First Families of Louisiana

This portion of my website and accompanying links is dedicated to my very special friend, Peggy Hall, who died on April 13, 2002, and is reproduced with the permission of her daughter Tiffany Graham. Peggy was the first to “believe” in my proposed (early 1990’s) project to produced the historical “In Search of Our Acadian Roots” CD-ROM. For added details, connect to https://acadian.org/project.html

 

NOTE: The following have been added: A list of Engagees – d’Iberville’s recruits of 1697. From that page, you can access several family links. The Roll of Aug 15, 1699 and the “Pelican” passenger list have also been added with a link to the marriages of the girls.

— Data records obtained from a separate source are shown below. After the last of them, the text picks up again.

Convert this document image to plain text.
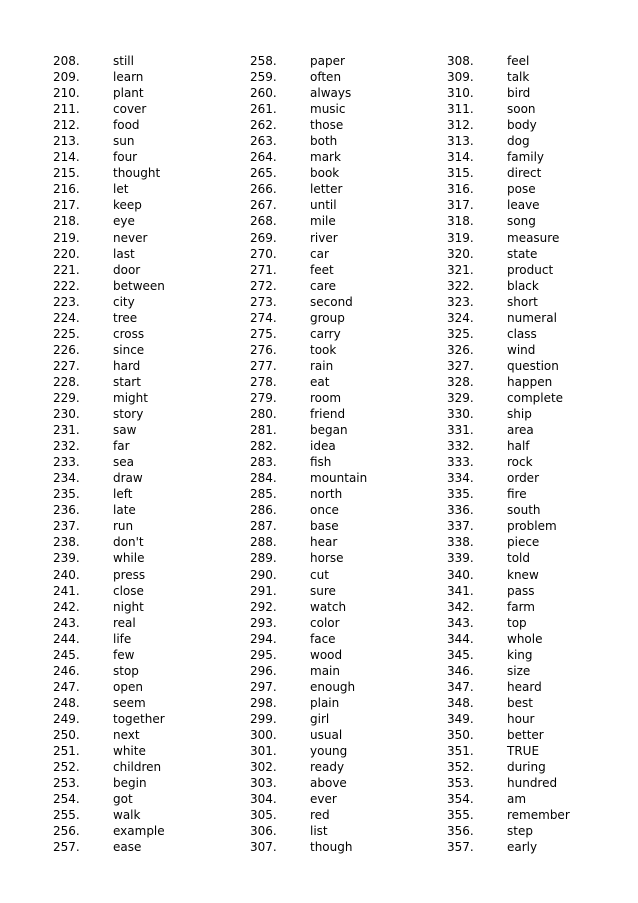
208.	still
209.	learn
210.	plant
211.	cover
212.	food
213.	sun
214.	four
215.	thought
216.	let
217.	keep
218.	eye
219.	never
220.	last
221.	door
222.	between
223.	city
224.	tree
225.	cross
226.	since
227.	hard
228.	start
229.	might
230.	story
231.	saw
232.	far
233.	sea
234.	draw
235.	left
236.	late
237.	run
238.	don't
239.	while
240.	press
241.	close
242.	night
243.	real
244.	life
245.	few
246.	stop
247.	open
248.	seem
249.	together
250.	next
251.	white
252.	children
253.	begin
254.	got
255.	walk
256.	example
257.	ease
258.	paper
259.	often
260.	always
261.	music
262.	those
263.	both
264.	mark
265.	book
266.	letter
267.	until
268.	mile
269.	river
270.	car
271.	feet
272.	care
273.	second
274.	group
275.	carry
276.	took
277.	rain
278.	eat
279.	room
280.	friend
281.	began
282.	idea
283.	fish
284.	mountain
285.	north
286.	once
287.	base
288.	hear
289.	horse
290.	cut
291.	sure
292.	watch
293.	color
294.	face
295.	wood
296.	main
297.	enough
298.	plain
299.	girl
300.	usual
301.	young
302.	ready
303.	above
304.	ever
305.	red
306.	list
307.	though
308.	feel
309.	talk
310.	bird
311.	soon
312.	body
313.	dog
314.	family
315.	direct
316.	pose
317.	leave
318.	song
319.	measure
320.	state
321.	product
322.	black
323.	short
324.	numeral
325.	class
326.	wind
327.	question
328.	happen
329.	complete
330.	ship
331.	area
332.	half
333.	rock
334.	order
335.	fire
336.	south
337.	problem
338.	piece
339.	told
340.	knew
341.	pass
342.	farm
343.	top
344.	whole
345.	king
346.	size
347.	heard
348.	best
349.	hour
350.	better
351.	TRUE
352.	during
353.	hundred
354.	am
355.	remember
356.	step
357.	early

The purpose of this page is to list resources and records pertaining to the first families of the Colony of Louisiana.

In 1684 La Salle, planning to colonize on the Mississippi River, was swept off-course and his party of ships landed at Matagorda Bay, Texas. There are no lists of the original passengers but subsequent records exist of the survivors of the ill-fated voyage.

Two young TALON boys were among the survivors. They were rescued by an Indian woman and were brought to Veracruz, Mexico. Later they were colonists at Mobile. They are TALON descendants.

Henri Tonti, explorer, and La Salle’s nephew, Nicholas de La Salle also became residents of early Mobile.

The first French men to establish residence on the Gulf Coast were recruits of de Iberville. They arrived at Biloxi Bay in 1699 at what is now Ocean Springs, Mississippi.

A list of engagees was made July 6, 1697 of the Canadiens recruited by d’Iberville. The original can be found in the Archives du Port du Rochefort. Details have been published in several books.

Another list was made of men present on August 25, 1699, and through 1700, of the men at Biloxi. About 1702 the “habitants” were moved to Ft. Louis.

There are land plat maps of the Ft. Louis town and fort which list the landowners:

Chart 119 from 1702

Chart 120 from 1706

The first French families were formed in 1704 with the arrival of “The Pelican,” a ship carrying 23 girls of “marriageable age.” A passenger list for “The Pelican” exists in the French Archives.

There is a census of the families at Mobile in 1706. There were divisions of land detailed in old maps of the original site of Mobile c1702 and for several years afterward, that yield further information about the families there. This site, Ft. Louis, was about 25 miles north of the present site of present-day Mobile, Alabama.